Близость к ядру подземелья. Однажды Эррин упомянул, что легче взаимодействовать с чужими душами в подземелье, и снова легче в основной комнате. И где было более сильное ядро ​​или более плотная мана, чем здесь, на дне великого подземелья? Он активно адаптировал их к Закону, а не путем пассивного роста осколков Системы.

И Гарри это знал. Он смотрел на меня с ужасом, а я смотрела, как его цепи все глубже впиваются в глубины его души.

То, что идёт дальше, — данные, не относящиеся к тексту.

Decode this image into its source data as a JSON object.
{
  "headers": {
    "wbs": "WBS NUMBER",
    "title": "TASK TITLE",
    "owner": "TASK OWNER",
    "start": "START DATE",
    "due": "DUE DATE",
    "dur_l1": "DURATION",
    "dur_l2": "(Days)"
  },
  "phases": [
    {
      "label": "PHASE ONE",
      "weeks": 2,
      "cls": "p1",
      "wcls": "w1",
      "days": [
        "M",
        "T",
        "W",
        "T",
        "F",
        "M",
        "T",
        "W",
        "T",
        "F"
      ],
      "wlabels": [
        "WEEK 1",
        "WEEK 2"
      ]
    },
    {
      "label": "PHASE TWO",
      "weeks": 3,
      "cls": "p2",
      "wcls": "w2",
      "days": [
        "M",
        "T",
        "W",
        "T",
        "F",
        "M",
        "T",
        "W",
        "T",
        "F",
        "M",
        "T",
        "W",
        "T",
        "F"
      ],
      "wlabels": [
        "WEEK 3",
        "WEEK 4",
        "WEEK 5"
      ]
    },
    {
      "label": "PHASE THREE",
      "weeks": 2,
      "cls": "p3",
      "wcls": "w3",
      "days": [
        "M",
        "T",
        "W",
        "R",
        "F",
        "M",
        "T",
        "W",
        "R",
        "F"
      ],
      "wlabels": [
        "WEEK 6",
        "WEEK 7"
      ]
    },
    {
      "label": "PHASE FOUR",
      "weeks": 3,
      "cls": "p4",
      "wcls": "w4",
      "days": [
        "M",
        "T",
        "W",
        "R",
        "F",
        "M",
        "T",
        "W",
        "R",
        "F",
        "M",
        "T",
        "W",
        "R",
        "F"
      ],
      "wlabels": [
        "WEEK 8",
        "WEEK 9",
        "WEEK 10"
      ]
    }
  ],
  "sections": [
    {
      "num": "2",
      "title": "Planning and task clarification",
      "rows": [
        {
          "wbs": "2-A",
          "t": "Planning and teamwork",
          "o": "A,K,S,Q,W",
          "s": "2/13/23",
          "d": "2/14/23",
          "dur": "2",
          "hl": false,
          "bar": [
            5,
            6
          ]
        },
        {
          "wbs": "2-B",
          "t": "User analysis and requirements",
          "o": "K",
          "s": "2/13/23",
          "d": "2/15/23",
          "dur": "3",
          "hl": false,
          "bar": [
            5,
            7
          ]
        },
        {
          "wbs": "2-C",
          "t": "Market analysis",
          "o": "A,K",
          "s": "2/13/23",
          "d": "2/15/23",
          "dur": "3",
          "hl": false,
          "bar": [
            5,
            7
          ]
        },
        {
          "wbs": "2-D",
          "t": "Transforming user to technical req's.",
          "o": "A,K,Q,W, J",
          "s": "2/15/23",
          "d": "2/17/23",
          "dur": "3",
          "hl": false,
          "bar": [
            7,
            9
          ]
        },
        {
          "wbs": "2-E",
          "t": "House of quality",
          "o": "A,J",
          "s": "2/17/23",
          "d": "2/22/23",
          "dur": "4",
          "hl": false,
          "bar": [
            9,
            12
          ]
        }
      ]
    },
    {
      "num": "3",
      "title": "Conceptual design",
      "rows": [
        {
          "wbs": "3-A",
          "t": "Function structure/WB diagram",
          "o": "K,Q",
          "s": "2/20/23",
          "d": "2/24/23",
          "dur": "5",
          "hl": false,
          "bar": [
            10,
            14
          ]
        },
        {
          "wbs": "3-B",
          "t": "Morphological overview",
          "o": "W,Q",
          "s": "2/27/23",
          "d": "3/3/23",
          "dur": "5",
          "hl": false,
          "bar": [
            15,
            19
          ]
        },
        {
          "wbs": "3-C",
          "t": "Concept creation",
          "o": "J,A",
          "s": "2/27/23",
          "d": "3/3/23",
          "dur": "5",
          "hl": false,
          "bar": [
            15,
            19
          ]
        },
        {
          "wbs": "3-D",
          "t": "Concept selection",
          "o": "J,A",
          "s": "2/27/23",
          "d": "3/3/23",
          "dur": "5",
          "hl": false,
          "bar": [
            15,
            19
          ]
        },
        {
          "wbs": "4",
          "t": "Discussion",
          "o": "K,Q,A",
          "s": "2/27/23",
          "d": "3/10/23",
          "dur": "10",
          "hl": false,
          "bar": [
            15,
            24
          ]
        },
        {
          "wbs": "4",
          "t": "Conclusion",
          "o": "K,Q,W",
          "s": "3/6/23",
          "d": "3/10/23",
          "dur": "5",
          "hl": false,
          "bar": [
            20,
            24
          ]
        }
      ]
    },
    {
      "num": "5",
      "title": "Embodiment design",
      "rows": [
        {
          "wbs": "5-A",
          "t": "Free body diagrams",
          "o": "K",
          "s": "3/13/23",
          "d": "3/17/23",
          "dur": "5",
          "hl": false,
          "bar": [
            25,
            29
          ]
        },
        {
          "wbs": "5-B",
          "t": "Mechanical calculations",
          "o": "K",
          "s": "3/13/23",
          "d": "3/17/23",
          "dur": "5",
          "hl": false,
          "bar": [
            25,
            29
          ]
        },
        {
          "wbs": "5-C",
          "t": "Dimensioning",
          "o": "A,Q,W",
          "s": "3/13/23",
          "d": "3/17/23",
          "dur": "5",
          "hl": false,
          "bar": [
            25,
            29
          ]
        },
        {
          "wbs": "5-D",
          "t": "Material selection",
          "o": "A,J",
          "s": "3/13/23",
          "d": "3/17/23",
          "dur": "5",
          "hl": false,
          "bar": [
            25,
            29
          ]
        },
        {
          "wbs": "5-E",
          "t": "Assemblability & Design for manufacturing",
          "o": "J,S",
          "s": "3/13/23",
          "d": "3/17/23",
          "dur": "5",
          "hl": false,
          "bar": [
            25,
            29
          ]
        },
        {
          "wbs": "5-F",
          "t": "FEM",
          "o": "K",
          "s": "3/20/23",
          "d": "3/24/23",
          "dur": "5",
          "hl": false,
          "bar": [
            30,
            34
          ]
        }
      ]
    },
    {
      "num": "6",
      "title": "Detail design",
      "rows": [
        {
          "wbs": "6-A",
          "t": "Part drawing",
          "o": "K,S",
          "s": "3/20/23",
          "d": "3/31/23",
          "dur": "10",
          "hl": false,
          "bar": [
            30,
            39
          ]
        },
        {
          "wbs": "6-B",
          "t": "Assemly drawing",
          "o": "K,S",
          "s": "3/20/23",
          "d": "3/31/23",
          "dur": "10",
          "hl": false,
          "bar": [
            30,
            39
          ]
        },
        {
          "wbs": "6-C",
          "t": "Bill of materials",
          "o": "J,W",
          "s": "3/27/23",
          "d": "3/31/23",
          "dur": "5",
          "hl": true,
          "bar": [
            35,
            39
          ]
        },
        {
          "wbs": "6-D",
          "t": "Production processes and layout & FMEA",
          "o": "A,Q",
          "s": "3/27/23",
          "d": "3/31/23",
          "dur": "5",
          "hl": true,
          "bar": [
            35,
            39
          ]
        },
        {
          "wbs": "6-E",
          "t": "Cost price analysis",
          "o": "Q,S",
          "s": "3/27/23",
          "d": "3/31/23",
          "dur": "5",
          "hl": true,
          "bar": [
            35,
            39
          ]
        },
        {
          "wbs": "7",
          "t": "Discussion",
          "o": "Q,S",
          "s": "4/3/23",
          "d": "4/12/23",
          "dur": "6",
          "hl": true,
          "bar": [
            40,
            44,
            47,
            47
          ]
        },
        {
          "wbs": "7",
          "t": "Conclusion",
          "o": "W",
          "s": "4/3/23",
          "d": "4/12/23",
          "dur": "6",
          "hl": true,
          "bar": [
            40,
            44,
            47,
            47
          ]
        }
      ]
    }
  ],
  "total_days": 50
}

— Это не я… — повторил я тише, и это было правдой. Я сдержал свое обещание. Я пытался защитить их. И это было «суждение», которое было снято с меня. Что я чувствовал, что этот мир был бы безопаснее, если бы группа Гарри была легифицирована, и я не только чувствовал, что они этого заслуживают, но и чувствовал, что так будет лучше для них. Но я отказался делать это сам из-за собственных навязанных цепей.

Так что решение было взято из моих рук. Они будут прикованы, и это не моя вина.

Не моя вина… Не моя вина… Это была мантра, которую я повторяла про себя, когда ужас в глазах Гарри исчез, сменившись ничем иным, как пустым взглядом, и когда я изо всех сил старалась не думать о том, насколько хрупкой должно быть ядро ​​подземелья, и как легко я мог разбить ядро, которое их деформировало. И сколько людей наверху, в Сынклиси, потеряют средства к существованию или, может быть, даже продукты питания, если я это сделаю?

Гарри любил поднимать проблему с трамваями, и на этот раз он явно был на стороне проигравших.

Отрицательная реакция родства душ всегда казалась мне странной. Почему именно душа, а не какая-то другая? Даже родство со смертью можно было использовать без опасности для владельца. Но стоя там, я как бы видел это. Как что-то, имеющее душу, могло сделать с ними такое и остаться неизменным?

«Стоп! Это не то, чего я хотел!» Я врал.

«Стоп что?» — спросил Гарри, глядя на меня со смесью беспокойства и замешательства.

И вот оно. Последняя угроза этому миру, самопровозглашенная шепчущая змея, исчезла. Планета снова была в безопасности. Никаких межпространственных захватчиков. Никаких язв. Отсутствие внутренних угроз. Никаких почти-богинь, опустошенных магией души. Даже странные осколки души прекратили свое движение, безжизненно падая в центре ядра. Все было кончено, и я выиграл. И мне даже не нужно было чувствовать себя виноватой, потому что я сделал все, что мог, чтобы остановить это.

Оставался единственный вопрос, смеяться мне или плакать.

Ну, это и вопрос о том, что мое «суждение» сделало с Землей.